Neue Spiele aus Lateinamerika, Teil 5/2021

Brasilien

Ziemlich viel Aufmerksamkeit hat die Ankündigung von Jogos da Estrela ausgelöst, eine Premium-Spielereihe ins Programm aufzunehmen. Dazu muss man wissen, dass Estrela einer der ganz großen Spielzeughersteller in Brasilien ist, der aber im Spielesektor bisher nur durch absolute Massenmarktspiele wie Cluedo oder Monopoly aufgefallen ist. Diese sind dafür aber auch außerhalb spezialisierter Spieleläden zu finden. Mit der Premiumreihe sollen jetzt zunächst drei Autorenspiele verlegt werden. Die Startauflage von 5000 Stück ist für brasilianische Verhältnisse ziemlich beeindruckend, und man darf gespannt sein, ob das Konzept aufgeht, modernere Spiele in den Massenmarkt hineinzuschleusen; das wäre sicherlich ein gehöriger Fortschritt.

Die ersten drei Spiele der Serie sind Herdeiros do Khan von Lucas Ribeiro und Rodrigo Rego, Totemonstros von Daniel Martins und Leandro Pinto sowie Rasher von Alexander Francisco. In Herdeiros do Khan (Erben des Khan) streitet man sich um die Herrschaft über das mongolische Reich in der Nachfolge Dschingis Khans. Dazu marschiert man durch Asien, plündert Städte aus und schickt die Beute an einflussreiche Personen in der Mongolei, um sich deren Stimme zu sichern.

Im Würfel-Schnippsspiel ToteMonstros treten verschiedene Monster in einer Arena gegeneinander an, wobei man Würfel zu Türmen aufstapelt, denn von diesen Türmen aus kann man Würfel auf andere Monster schnippen, um ihnen Schaden hinzuzufügen oder sie aus der Arena zu schubsen, wobei man nur angreifen kann, wenn man selbst auf dem höheren Turm steht.

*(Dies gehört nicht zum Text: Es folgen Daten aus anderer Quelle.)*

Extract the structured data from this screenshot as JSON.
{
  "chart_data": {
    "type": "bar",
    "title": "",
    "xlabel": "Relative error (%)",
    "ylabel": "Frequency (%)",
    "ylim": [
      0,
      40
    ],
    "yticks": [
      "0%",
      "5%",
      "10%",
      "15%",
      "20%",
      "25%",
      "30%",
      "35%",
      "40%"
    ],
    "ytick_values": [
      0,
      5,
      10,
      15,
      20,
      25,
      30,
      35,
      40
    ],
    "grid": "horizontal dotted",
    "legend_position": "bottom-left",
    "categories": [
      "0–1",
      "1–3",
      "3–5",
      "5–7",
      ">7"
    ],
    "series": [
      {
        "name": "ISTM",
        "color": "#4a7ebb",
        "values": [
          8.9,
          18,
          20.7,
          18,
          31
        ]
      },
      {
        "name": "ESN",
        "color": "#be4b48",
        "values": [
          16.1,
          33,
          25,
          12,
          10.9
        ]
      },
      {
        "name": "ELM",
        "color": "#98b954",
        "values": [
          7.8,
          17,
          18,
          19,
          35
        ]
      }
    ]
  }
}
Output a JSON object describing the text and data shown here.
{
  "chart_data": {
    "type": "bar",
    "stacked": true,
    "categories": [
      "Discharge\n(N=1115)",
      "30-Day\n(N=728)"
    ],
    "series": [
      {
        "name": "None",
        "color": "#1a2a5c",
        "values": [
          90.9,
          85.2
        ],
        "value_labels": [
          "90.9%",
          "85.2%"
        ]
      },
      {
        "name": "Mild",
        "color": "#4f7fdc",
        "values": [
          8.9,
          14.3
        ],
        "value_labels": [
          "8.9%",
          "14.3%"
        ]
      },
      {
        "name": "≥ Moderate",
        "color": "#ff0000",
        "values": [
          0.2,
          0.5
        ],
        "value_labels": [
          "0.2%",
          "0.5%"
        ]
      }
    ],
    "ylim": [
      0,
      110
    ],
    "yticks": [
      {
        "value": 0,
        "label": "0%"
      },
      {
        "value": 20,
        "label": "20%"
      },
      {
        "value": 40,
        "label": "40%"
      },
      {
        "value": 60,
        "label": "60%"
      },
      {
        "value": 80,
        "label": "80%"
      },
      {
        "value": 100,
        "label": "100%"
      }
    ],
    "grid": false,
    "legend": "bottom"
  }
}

Rasher ist ein Autorennen, bei dem man mangelnde Motorenleistung mit unfairen Mitteln wie Raketenwerfern, Sägen und so weiter ausgleicht. Insgesamt startet die Reihe also mit eher martialischen Titeln, aber angesichts der blühenden und vielfältigen Autor:innenszene in Brasilien kann ich mir bei einem Erfolg gut vorstellen, dass das auch thematisch noch ausgeweitet wird.

Chile

Ich hatte hier schon mal Tough Calls: Dystopia von Diego Burgos und Margarita Pino gelobt, das ich in Essen 2019 als Prototypen genießen durfte und das damals zu meinen Messehöhepunkten gehört hatte. Nun ist es veröffentlicht, und zu meiner Freude gibt es neben der spanischsprachigen Ausgabe auch eine kleine Anzahl englischer Exemplare, um das Spiel auch internationalen Verlagen schmackhaft zu machen. Zu meiner noch größeren Freude habe ich eins dieser Exemplare vom Verlag Fractal Juegos zugeschickt bekommen. Mein Bedauern darüber, dass ich das gar nicht gespielt kriegen würde, weil ich im Moment fast nur Zweierspiele auf den Tisch kriege, war eher ein blödsinniger Reflex, denn natürlich ist ein Debattenspiel wie Tough Calls hervorragend für Videokonferenzen geeignet, und das haben wir dann auch gleich mal ausprobiert. Es ist einfach wunderbar. Aus einem Ausgangssituation (in unserem Fall: Wir haben uns in einem Hochsicherheitsgefängnis verschanzt, weil draußen die Zombie-Apokalypse tobt, und nun müssen wir unser Überleben sichern und uns überlegen, wie wir das in der Gesellschaft von lauter skrupellosen Schwerstkriminellen am besten hinkriegen) entwickelt sich durch ein paar Fragenkarten ein immer detaillierteres Szenario, denn reihum bringt man neue Aspekte in die Geschichte ein, die dann wiederum von allen aufgegriffen werden können.

Das Wertungssystem, das eigentlich über eine geheime Abstimmung läuft, haben wir online stark vereinfachen müssen, aber das war eigentlich auch völlig egal, denn das ist nicht nur verbesserungsfähig, sondern es geht wirklich ausschließlich um die Geschichte, die man gemeinsam entwickelt. Ich denke, beim nächsten Mal spielen wir das ganz ohne Wertung. Bleibt zu hoffen, dass Tough Calls einen deutschen Verlag findet, der sich auf ein wirklich ungewöhnliches Spiel einlassen möchte. Ich denke, ich werde dazu auch noch mal Ausführlicheres schreiben.

Alle Bilder mit freundlicher Genehmigung durch die Rechte-Inhaber*innen.